This week I have been super busy getting the wheels moving on something that has been spinning in my head for a long time.
For years I have watched little Veggie patches at our kids school that are currently the domain of the 5yo Prep students.
Every time I pass them a little cog in my brain spins.
What if we expanded these patches and began using the produce to cook with? What if........
You see for me this little spot in our school is the basis for something that, to me, is key to a much larger thing.
For children to see where food comes from and the importance of it in our day to day life is an understated yet necessary skill in life.
It helps piece together so many things.
Food is what sustains us all - on a very basic level it is the fundamental key to life.
Yet involved in that are so many other things.
The understanding of how food comes to be on our plates is an understanding of much broader and bigger themes. Ones that I believe give children a better understanding & appreciation of what is important in our greater world.
Themes that naturally occur when we discuss food and growing produce with children are: the environment and it's health, a basic understanding of where food comes from, Maths via measurement & quantity, English via reading and writing, Science via the actual cooking processes, the economy and how this affects food production, the different flavours of different cultures, how food choices are different via differing beliefs, they will learn about the many different factors that affect whether something is available or not, the arguments for ethical choices in our food consumption, we teach them about our greater responsibility to our world and the people in it, we teach about community, we teach about nurturing & love.

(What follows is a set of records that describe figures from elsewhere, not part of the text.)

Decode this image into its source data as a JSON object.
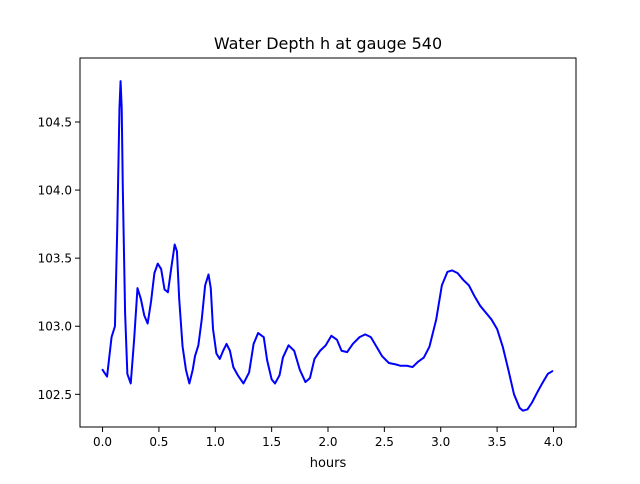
{
  "chart_data": {
    "type": "line",
    "title": "Water Depth h at gauge 540",
    "xlabel": "hours",
    "ylabel": "",
    "xlim": [
      -0.2,
      4.2
    ],
    "ylim": [
      102.26,
      104.97
    ],
    "xticks": [
      0.0,
      0.5,
      1.0,
      1.5,
      2.0,
      2.5,
      3.0,
      3.5,
      4.0
    ],
    "xtick_labels": [
      "0.0",
      "0.5",
      "1.0",
      "1.5",
      "2.0",
      "2.5",
      "3.0",
      "3.5",
      "4.0"
    ],
    "yticks": [
      102.5,
      103.0,
      103.5,
      104.0,
      104.5
    ],
    "ytick_labels": [
      "102.5",
      "103.0",
      "103.5",
      "104.0",
      "104.5"
    ],
    "grid": false,
    "line_color": "#0000ff",
    "series": [
      {
        "x": [
          0.0,
          0.04,
          0.08,
          0.11,
          0.13,
          0.15,
          0.16,
          0.17,
          0.18,
          0.2,
          0.22,
          0.25,
          0.28,
          0.31,
          0.34,
          0.37,
          0.4,
          0.43,
          0.46,
          0.49,
          0.52,
          0.55,
          0.58,
          0.61,
          0.64,
          0.66,
          0.68,
          0.71,
          0.74,
          0.77,
          0.8,
          0.82,
          0.85,
          0.88,
          0.91,
          0.94,
          0.96,
          0.98,
          1.01,
          1.04,
          1.07,
          1.1,
          1.13,
          1.16,
          1.2,
          1.25,
          1.3,
          1.34,
          1.38,
          1.43,
          1.46,
          1.5,
          1.53,
          1.57,
          1.6,
          1.65,
          1.7,
          1.75,
          1.8,
          1.84,
          1.88,
          1.93,
          1.98,
          2.03,
          2.08,
          2.12,
          2.17,
          2.22,
          2.28,
          2.33,
          2.38,
          2.43,
          2.48,
          2.54,
          2.6,
          2.64,
          2.7,
          2.75,
          2.8,
          2.85,
          2.9,
          2.96,
          3.01,
          3.06,
          3.1,
          3.15,
          3.2,
          3.25,
          3.3,
          3.35,
          3.4,
          3.45,
          3.5,
          3.55,
          3.6,
          3.65,
          3.7,
          3.73,
          3.77,
          3.81,
          3.86,
          3.9,
          3.95,
          3.99
        ],
        "y": [
          102.68,
          102.63,
          102.92,
          103.0,
          103.7,
          104.6,
          104.8,
          104.6,
          104.0,
          103.1,
          102.65,
          102.58,
          102.9,
          103.28,
          103.2,
          103.08,
          103.02,
          103.18,
          103.39,
          103.46,
          103.42,
          103.27,
          103.25,
          103.43,
          103.6,
          103.55,
          103.2,
          102.85,
          102.68,
          102.58,
          102.68,
          102.78,
          102.86,
          103.05,
          103.3,
          103.38,
          103.28,
          102.98,
          102.8,
          102.76,
          102.82,
          102.87,
          102.82,
          102.7,
          102.64,
          102.58,
          102.66,
          102.87,
          102.95,
          102.92,
          102.75,
          102.61,
          102.58,
          102.64,
          102.77,
          102.86,
          102.82,
          102.68,
          102.59,
          102.62,
          102.76,
          102.82,
          102.86,
          102.93,
          102.9,
          102.82,
          102.81,
          102.87,
          102.92,
          102.94,
          102.92,
          102.85,
          102.78,
          102.73,
          102.72,
          102.71,
          102.71,
          102.7,
          102.74,
          102.77,
          102.85,
          103.05,
          103.3,
          103.4,
          103.41,
          103.39,
          103.34,
          103.3,
          103.22,
          103.15,
          103.1,
          103.05,
          102.98,
          102.85,
          102.68,
          102.5,
          102.4,
          102.38,
          102.39,
          102.44,
          102.52,
          102.58,
          102.65,
          102.67
        ]
      }
    ]
  }
}
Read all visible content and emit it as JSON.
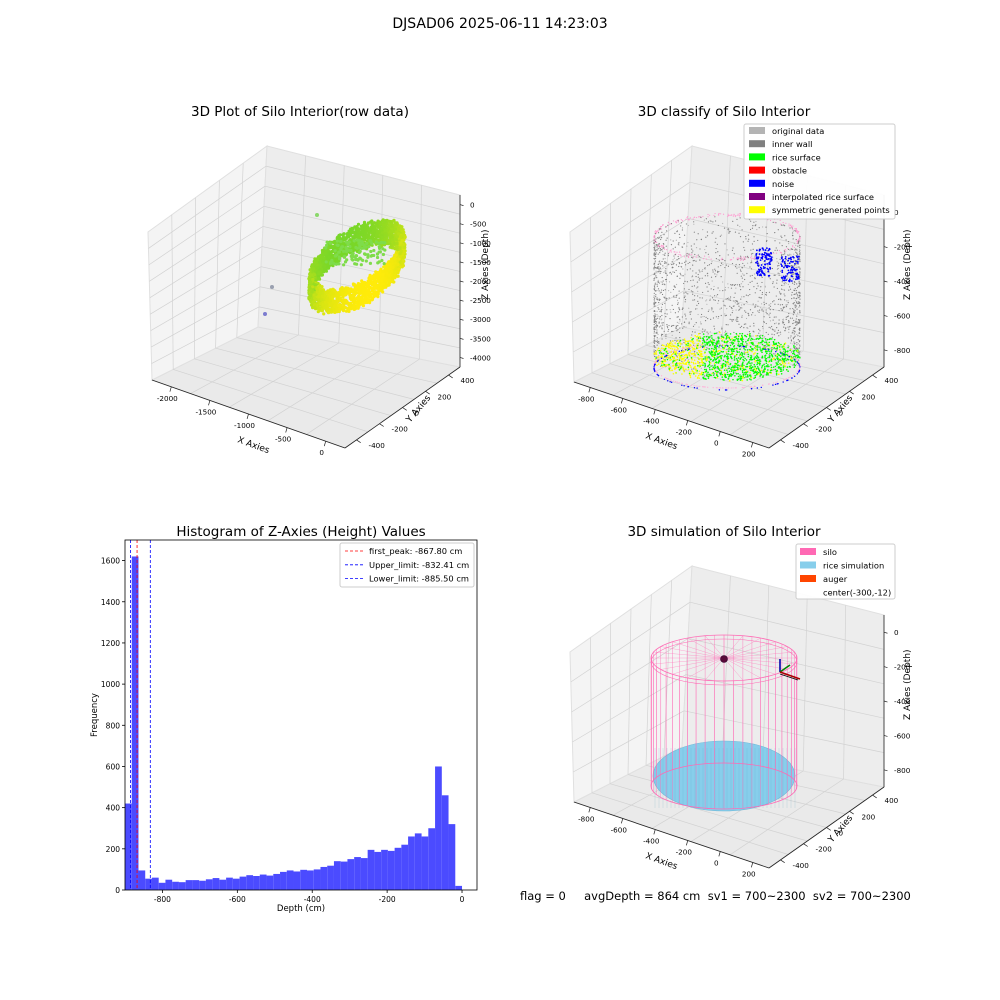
{
  "suptitle": "DJSAD06 2025-06-11 14:23:03",
  "status_line": "flag = 0     avgDepth = 864 cm  sv1 = 700~2300  sv2 = 700~2300",
  "panels": {
    "raw": {
      "title": "3D Plot of Silo Interior(row data)",
      "xlabel": "X Axies",
      "ylabel": "Y Axies",
      "zlabel": "Z Axies (Depth)",
      "xticks": [
        "-2000",
        "-1500",
        "-1000",
        "-500",
        "0"
      ],
      "yticks": [
        "-400",
        "-200",
        "0",
        "200",
        "400"
      ],
      "zticks": [
        "0",
        "-500",
        "-1000",
        "-1500",
        "-2000",
        "-2500",
        "-3000",
        "-3500",
        "-4000"
      ]
    },
    "classify": {
      "title": "3D classify of Silo Interior",
      "xlabel": "X Axies",
      "ylabel": "Y Axies",
      "zlabel": "Z Axies (Depth)",
      "xticks": [
        "-800",
        "-600",
        "-400",
        "-200",
        "0",
        "200"
      ],
      "yticks": [
        "-400",
        "-200",
        "0",
        "200",
        "400"
      ],
      "zticks": [
        "0",
        "-200",
        "-400",
        "-600",
        "-800"
      ],
      "legend": [
        {
          "label": "original data",
          "color": "#b4b4b4"
        },
        {
          "label": "inner wall",
          "color": "#808080"
        },
        {
          "label": "rice surface",
          "color": "#00ff00"
        },
        {
          "label": "obstacle",
          "color": "#ff0000"
        },
        {
          "label": "noise",
          "color": "#0000ff"
        },
        {
          "label": "interpolated rice surface",
          "color": "#800080"
        },
        {
          "label": "symmetric generated points",
          "color": "#ffff00"
        }
      ]
    },
    "simulation": {
      "title": "3D simulation of Silo Interior",
      "xlabel": "X Axies",
      "ylabel": "Y Axies",
      "zlabel": "Z Axies (Depth)",
      "xticks": [
        "-800",
        "-600",
        "-400",
        "-200",
        "0",
        "200"
      ],
      "yticks": [
        "-400",
        "-200",
        "0",
        "200",
        "400"
      ],
      "zticks": [
        "0",
        "-200",
        "-400",
        "-600",
        "-800"
      ],
      "legend": [
        {
          "label": "silo",
          "color": "#ff69b4"
        },
        {
          "label": "rice simulation",
          "color": "#87ceeb"
        },
        {
          "label": "auger",
          "color": "#ff4500"
        },
        {
          "label": "center(-300,-12)",
          "color": ""
        }
      ]
    }
  },
  "chart_data": [
    {
      "type": "bar",
      "title": "Histogram of Z-Axies (Height) Values",
      "xlabel": "Depth (cm)",
      "ylabel": "Frequency",
      "xlim": [
        -900,
        40
      ],
      "ylim": [
        0,
        1700
      ],
      "xticks": [
        -800,
        -600,
        -400,
        -200,
        0
      ],
      "yticks": [
        0,
        200,
        400,
        600,
        800,
        1000,
        1200,
        1400,
        1600
      ],
      "bar_color": "#4b4bff",
      "bin_edges": [
        -900,
        -882,
        -864,
        -846,
        -828,
        -810,
        -792,
        -774,
        -756,
        -738,
        -720,
        -702,
        -684,
        -666,
        -648,
        -630,
        -612,
        -594,
        -576,
        -558,
        -540,
        -522,
        -504,
        -486,
        -468,
        -450,
        -432,
        -414,
        -396,
        -378,
        -360,
        -342,
        -324,
        -306,
        -288,
        -270,
        -252,
        -234,
        -216,
        -198,
        -180,
        -162,
        -144,
        -126,
        -108,
        -90,
        -72,
        -54,
        -36,
        -18,
        0
      ],
      "values": [
        420,
        1620,
        95,
        55,
        60,
        35,
        50,
        40,
        38,
        48,
        48,
        45,
        52,
        58,
        50,
        60,
        55,
        65,
        72,
        68,
        75,
        70,
        78,
        88,
        95,
        90,
        98,
        95,
        100,
        112,
        118,
        140,
        138,
        150,
        160,
        155,
        195,
        185,
        195,
        190,
        205,
        220,
        260,
        275,
        260,
        300,
        600,
        460,
        320,
        20
      ],
      "vlines": [
        {
          "label": "first_peak: -867.80 cm",
          "x": -867.8,
          "color": "#ff0000"
        },
        {
          "label": "Upper_limit: -832.41 cm",
          "x": -832.41,
          "color": "#0000ff"
        },
        {
          "label": "Lower_limit: -885.50 cm",
          "x": -885.5,
          "color": "#0000ff"
        }
      ]
    }
  ]
}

I for one feel strongly about the health of our planet. I also feel very strongly about the health of our children via the foods they eat.
Starting a Kitchen Garden programme at my children's Primary school is my way of gifting these kids the knowledge to make sound choices when they eat and will hopefully encourage them to try foods they may not otherwise.
If just one of these kids goes home with a new skill - either in the garden, or in the kitchen, or in the choices they make about food I will feel happy.
Today I am off to meet with the Student Representative Council to talk about our first food event to be held on World Food Revolution day.
On this day the kids will be cooking soup to be sold to the school community to fundraise to get this programme up and running.
Once we get our patches going I will be cooking with groups and they will sell the food they cook at the canteen. All funds made will roll back into the scheme.
The motto for the programme:
BY the kids... FOR the kids.
Ham, Cheese and Basil Quiches.
Today I baked these super easy quiches to take along with me to the meeting to use as an example of the kind of foods we will be cooking.
Simple, quick, nutritious food using ingredients that we can grow in the school Veggie patch.
Basil is coming to an end as we hit Autumn and so I am using it as much as I can while it is still in the garden.
WHAT YOU WILL NEED (makes about 20 mini quiches or 6 large muffin size ones)
- 4 eggs
- 100ml cream
- 10 leaves basil, chopped
- 3 slices ham, chopped into small squares
- 100g grated cheese
- 1-2 sheets puff pastry.
- aleppo pepper for sprinkling on top (a mild chilli that gives a lovely sweet bite- not necessary but YUM!)
In a large bowl mix eggs with all other ingredients (except the Aleppo pepper) and whisk till combined.
Cut the puff pastry into 4 large squares and then cute each square again into four.
Spray a mini muffin tin with oil and place the puff squares into them.
Spoon carefully about a tablespoon of mix into each one.
Sprinkle with aleppo pepper and pop into oven for about 25 mins or until brown.
Preferably get your kids to cook these! They really really CAN if you let them.